Y, ahora, el artículo de hoy.
No sé cómo me llamo…
Tú lo sabes, Señor.
Tú conoces el nombre
que hay en tu corazón
y es solamente mío;
el nombre que tu amor
me dará para siempre
si respondo a tu voz.
Pronuncia esa palabra
De júbilo o dolor…
¡Llámame por el nombre
que me diste, Señor!
Este poema de Ernestina de Champurcin habla de aquella llamada que hace quien así lo entiende importante para su vida. Se dirige a Dios para que, si es su voluntad, la voz del corazón del Padre se dirija a su corazón. Y lo espera con ansia porque conoce que es el Creador quien llama y, como mucho, quien responde es su criatura.
No obstante, con el Salmo 138 también pide algo que es, en sí mismo, una prueba de amor y de entrega:
“Señor, sondéame y conoce mi corazón,
ponme a prueba y conoce mis sentimientos,
mira si mi camino se desvía,
guíame por el camino eterno”
Porque el camino que le lleva al definitivo Reino de Dios es, sin duda alguna, el que garantiza eternidad y el que, por eso mismo, es anhelado y soñado por todo hijo de Dios.
Sin embargo, además de ser las personas que quieren seguir una vocación cierta y segura, la de Dios, la del Hijo y la del Espíritu Santo y quieren manifestar tal voluntad perteneciendo al elegido pueblo de Dios que así lo manifiesta, también, el resto de creyentes en Dios estamos en disposición de hacer algo que puede resultar decisivo para que el Padre envíe viñadores: orar.
Orar es, por eso mismo, quizá decir esto:
-Estoy, Señor, aquí, porque no te olvido.
-Estoy, Señor, aquí, porque quiero tenerte presente.
-Estoy, Señor, aquí, porque quiero vivir el Evangelio en su plenitud.
-Estoy, Señor, aquí, porque necesito tu impulso para compartir.
-Estoy, Señor, aquí, porque no puedo dejar de tener un corazón generoso.
-Estoy, Señor, aquí, porque no quiero olvidar Quién es mi Creador.
-Estoy, Señor, aquí, porque tu tienda espera para hospedarme en ella.
Pero orar es querer manifestar a Dios que creemos en nuestra filiación divina y que la tenemos como muy importante para nosotros.
Dice, a tal respecto, san Josemaría (Forja, 439) que “La oración es el arma más poderosa del cristiano. La oración nos hace eficaces. La oración nos hace felices. La oración nos da toda la fuerza necesaria, para cumplir los mandatos de Dios. —¡Sí!, toda tu vida puede y debe ser oración”.
Por tanto, el santo de lo ordinario nos dice que es muy conveniente para nosotros, hijos de Dios que sabemos que lo somos, orar: nos hace eficaces en el mundo en el que nos movemos y existimos pero, sobre todo, nos hace felices.
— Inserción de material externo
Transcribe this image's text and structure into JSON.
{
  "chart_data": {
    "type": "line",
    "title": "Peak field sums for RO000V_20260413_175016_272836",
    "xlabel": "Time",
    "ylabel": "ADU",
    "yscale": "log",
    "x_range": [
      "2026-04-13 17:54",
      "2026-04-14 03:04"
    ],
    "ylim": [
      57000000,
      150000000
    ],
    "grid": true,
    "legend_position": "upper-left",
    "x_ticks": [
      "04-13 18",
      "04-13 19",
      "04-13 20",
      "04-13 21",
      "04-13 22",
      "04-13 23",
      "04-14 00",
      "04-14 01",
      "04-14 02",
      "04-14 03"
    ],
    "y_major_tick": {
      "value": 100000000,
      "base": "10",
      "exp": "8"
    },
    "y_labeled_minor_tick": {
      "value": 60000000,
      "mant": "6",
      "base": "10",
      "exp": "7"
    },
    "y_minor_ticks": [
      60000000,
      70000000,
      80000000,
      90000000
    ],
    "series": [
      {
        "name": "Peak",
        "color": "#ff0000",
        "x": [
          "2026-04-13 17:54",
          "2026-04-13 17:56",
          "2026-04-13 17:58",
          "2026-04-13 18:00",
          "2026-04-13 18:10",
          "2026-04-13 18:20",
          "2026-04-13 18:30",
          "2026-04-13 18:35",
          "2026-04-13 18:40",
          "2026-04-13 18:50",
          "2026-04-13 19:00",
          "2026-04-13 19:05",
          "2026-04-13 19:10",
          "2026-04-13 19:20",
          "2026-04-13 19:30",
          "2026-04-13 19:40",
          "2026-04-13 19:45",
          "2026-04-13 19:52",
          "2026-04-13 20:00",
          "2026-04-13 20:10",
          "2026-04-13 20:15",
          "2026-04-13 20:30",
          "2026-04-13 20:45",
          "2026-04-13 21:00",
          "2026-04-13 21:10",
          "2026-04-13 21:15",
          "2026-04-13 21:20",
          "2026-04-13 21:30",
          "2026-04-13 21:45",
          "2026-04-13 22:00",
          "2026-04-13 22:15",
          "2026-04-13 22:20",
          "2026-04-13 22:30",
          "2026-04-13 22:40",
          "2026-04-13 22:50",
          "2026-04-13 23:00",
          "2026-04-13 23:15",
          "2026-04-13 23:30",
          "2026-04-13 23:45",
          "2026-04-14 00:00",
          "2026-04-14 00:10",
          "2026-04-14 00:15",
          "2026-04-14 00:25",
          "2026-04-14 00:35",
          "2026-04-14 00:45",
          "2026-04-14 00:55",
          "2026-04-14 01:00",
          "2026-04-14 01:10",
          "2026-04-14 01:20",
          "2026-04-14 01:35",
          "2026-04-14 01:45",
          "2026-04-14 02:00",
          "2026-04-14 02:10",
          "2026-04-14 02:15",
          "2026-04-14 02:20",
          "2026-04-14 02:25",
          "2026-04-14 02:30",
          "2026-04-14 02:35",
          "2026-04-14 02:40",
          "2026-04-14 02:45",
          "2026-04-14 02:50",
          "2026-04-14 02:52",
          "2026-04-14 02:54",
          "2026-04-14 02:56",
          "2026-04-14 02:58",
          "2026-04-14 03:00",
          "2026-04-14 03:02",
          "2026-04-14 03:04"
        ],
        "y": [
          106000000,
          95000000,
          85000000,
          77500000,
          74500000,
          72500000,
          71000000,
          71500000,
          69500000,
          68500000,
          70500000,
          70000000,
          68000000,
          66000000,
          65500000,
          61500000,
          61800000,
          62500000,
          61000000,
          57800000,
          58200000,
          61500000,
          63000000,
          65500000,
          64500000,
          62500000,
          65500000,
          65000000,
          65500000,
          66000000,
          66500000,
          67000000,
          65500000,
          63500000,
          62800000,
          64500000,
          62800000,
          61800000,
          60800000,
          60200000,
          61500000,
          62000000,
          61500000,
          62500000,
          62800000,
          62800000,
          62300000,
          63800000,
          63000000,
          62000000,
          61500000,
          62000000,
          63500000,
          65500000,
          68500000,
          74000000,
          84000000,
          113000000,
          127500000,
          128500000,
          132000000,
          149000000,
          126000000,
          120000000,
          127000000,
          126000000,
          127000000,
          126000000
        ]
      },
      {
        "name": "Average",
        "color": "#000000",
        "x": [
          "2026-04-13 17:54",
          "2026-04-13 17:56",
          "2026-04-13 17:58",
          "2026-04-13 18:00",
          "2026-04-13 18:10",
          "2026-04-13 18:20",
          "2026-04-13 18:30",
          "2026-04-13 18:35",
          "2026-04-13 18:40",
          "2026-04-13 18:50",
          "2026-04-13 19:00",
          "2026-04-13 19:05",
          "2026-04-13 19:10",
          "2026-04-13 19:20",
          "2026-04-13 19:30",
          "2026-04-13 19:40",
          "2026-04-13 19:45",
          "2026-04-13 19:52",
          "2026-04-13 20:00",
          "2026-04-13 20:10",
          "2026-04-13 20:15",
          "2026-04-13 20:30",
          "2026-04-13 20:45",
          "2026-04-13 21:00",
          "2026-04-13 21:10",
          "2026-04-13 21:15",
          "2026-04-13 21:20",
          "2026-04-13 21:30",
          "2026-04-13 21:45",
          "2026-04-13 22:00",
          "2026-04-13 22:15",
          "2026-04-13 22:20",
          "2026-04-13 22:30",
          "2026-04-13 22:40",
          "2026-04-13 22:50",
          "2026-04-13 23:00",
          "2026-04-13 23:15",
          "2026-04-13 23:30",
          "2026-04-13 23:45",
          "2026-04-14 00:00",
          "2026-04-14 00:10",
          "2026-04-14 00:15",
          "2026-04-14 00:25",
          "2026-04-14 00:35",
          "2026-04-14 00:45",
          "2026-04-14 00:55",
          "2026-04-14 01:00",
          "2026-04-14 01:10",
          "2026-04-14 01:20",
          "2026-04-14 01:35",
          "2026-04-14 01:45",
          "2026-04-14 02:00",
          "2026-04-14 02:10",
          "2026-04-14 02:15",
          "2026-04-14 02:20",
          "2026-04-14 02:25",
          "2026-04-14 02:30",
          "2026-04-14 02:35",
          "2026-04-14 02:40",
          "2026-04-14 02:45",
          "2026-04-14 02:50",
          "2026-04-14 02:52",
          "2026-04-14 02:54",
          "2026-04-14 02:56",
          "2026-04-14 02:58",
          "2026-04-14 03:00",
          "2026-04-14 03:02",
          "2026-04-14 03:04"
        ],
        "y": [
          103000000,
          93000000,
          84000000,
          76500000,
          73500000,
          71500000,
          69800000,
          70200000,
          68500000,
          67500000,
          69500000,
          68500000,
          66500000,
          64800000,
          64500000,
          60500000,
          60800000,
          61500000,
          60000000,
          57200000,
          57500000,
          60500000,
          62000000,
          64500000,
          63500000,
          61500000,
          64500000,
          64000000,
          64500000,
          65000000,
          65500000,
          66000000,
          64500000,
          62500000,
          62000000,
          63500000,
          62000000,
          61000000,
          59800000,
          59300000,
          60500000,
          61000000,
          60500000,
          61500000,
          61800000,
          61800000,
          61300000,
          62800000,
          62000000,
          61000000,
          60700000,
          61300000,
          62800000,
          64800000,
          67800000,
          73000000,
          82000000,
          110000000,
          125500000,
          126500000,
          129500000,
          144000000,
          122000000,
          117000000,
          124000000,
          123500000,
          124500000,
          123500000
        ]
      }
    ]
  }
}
Y nos hace felices porque nos hace conscientes de quiénes somos y qué somos de cara al Padre. Es más, por eso nos dice san Josemaría que nuestra vida, nuestra existencia, nuestro devenir no sólo “puede” sino que “debe” ser oración.
Por otra parte, decía santa Teresita del Niño Jesús (ms autob. C 25r) que, para ella la oración “es un impulso del corazón, una sencilla mirada lanzada hacia el cielo, un grito de reconocimiento y de amor tanto desde dentro de la prueba como desde dentro de la alegría”.
Pero, como ejemplos de cómo ha de ser la oración, con qué perseverancia debemos llevarla a cabo, el evangelista san Lucas nos transmite tres parábolas que bien podemos considerarlas relacionadas directamente con la oración. Son a saber:
La del “amigo importuno” (cf Lc 11, 5-13) y la de la “mujer importuna” (cf. Lc 18, 1-8), donde se nos invita a una oración insistente en la confianza de a Quién se pide.
La del “fariseo y el publicano” (cf Lc 18, 9-14), que nos muestra que en la oración debemos ser humildes porque, en realidad, lo somos, recordando aquello sobre la compasión que pide el publicano a Dios cuando, encontrándose al final del templo se sabe pecador frente al fariseo que, en los primeros lugares del mismo, se alaba a sí mismo frente a Dios y no recuerda, eso parece, que es pecador.
Así, orar es, para nosotros, una manera de sentirnos cercanos a Dios porque, si bien es cierto que no siempre nos dirigimos a Dios sino a su propio Hijo, a su Madre o a los muchos santos y beatos que en el Cielo son y están, no es menos cierto que orando somos, sin duda alguna, mejores hijos pues manifestamos, de tal forma, una confianza sin límite en la bondad y misericordia del Todopoderoso.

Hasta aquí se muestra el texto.